1. Elle agit dans une économie de marché sur les prix et ne permet pas de savoir quelle incidence cela aura sur les quantités, parce que personne ne sait à l'avance quelle sera la réponse effective des utilisateurs ;
2. Une taxe sur les énergies n'a de portée réelle que si elle s'applique à tous - ce qui suppose que les gouvernements aient le courage politique d'affronter de puissantes oppositions, nationales et internationales -, et si elle est conçue, non comme une fin, mais comme un moyen de financer une politique volontariste de réforme ;
3. De plus, de nombreux secteurs industriels, y compris français, grands consommateurs d'énergie étaient très hostiles à ce projet.

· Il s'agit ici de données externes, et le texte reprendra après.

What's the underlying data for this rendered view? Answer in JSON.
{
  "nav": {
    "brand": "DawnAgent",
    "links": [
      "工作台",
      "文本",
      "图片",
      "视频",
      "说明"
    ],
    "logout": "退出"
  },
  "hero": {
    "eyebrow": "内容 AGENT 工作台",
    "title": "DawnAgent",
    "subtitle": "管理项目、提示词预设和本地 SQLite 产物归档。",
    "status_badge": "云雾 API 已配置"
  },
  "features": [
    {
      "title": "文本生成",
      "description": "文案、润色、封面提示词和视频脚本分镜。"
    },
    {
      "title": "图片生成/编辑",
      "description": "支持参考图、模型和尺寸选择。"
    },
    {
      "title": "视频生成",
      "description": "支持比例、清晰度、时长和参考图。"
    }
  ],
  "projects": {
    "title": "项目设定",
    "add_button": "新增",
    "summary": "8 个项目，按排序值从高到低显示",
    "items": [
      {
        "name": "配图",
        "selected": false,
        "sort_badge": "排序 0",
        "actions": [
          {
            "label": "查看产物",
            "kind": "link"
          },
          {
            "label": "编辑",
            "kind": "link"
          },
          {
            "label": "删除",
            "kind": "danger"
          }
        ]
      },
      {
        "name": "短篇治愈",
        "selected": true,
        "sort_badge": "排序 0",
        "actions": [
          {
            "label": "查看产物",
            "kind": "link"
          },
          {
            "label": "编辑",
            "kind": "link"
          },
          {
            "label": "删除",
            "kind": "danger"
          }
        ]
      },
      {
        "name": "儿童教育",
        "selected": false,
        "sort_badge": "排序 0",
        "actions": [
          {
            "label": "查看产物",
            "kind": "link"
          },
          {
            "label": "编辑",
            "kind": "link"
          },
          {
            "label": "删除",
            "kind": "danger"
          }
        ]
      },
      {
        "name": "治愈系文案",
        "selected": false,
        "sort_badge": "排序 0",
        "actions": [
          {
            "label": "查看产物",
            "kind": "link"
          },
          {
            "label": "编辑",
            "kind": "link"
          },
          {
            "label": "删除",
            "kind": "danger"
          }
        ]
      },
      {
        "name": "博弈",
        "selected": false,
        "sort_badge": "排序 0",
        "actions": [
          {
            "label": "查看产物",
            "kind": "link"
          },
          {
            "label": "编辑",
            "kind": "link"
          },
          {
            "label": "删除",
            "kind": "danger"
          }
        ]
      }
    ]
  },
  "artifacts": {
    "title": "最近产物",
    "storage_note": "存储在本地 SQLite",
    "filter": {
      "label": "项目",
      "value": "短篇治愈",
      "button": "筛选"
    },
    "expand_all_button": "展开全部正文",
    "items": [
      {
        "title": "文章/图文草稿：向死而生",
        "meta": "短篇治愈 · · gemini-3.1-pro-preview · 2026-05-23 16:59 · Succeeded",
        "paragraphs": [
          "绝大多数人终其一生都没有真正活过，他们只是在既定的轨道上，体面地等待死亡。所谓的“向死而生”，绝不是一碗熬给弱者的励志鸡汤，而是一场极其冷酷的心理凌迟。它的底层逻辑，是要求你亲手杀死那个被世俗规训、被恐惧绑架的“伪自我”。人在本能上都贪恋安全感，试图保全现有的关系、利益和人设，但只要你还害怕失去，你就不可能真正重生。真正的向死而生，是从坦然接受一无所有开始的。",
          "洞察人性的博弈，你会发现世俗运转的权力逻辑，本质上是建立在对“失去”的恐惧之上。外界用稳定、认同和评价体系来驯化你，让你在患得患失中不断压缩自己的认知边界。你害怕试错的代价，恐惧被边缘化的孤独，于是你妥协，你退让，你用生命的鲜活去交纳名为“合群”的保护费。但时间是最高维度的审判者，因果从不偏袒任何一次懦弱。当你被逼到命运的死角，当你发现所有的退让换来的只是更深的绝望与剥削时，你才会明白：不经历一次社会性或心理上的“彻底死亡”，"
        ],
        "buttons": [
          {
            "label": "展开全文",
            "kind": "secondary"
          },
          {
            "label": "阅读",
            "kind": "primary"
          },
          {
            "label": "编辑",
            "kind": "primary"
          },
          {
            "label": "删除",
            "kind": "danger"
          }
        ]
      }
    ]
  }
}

Finalement, les pays membres de l'OCDE n'ont pas voulu de cette taxe et le projet de directive européenne fut finalement retiré par la Commission. Le tropisme français pour une éco-taxe ne date donc pas d’hier !
Néanmoins, et pour répondre aux exigences de baisse de production de co2 du protocole de Kyoto, l'Europe a décidé de mettre en place un véritable marché financier dont le titre négocié est le droit de production de co2, ou quota de co2, correspondant à une unité de compte représentative de l'émission de l'équivalent d'une tonne de co2.
La mise en place d'un marché des permis négociables, comme mécanisme de flexibilité a permis, avec des écueils, une plus grande efficacité environnementale. Souvent mal compris cet instrument mérite une analyse plus approfondie pour appréhender les avantages et/ou les inconvénients que l'on peut en attendre.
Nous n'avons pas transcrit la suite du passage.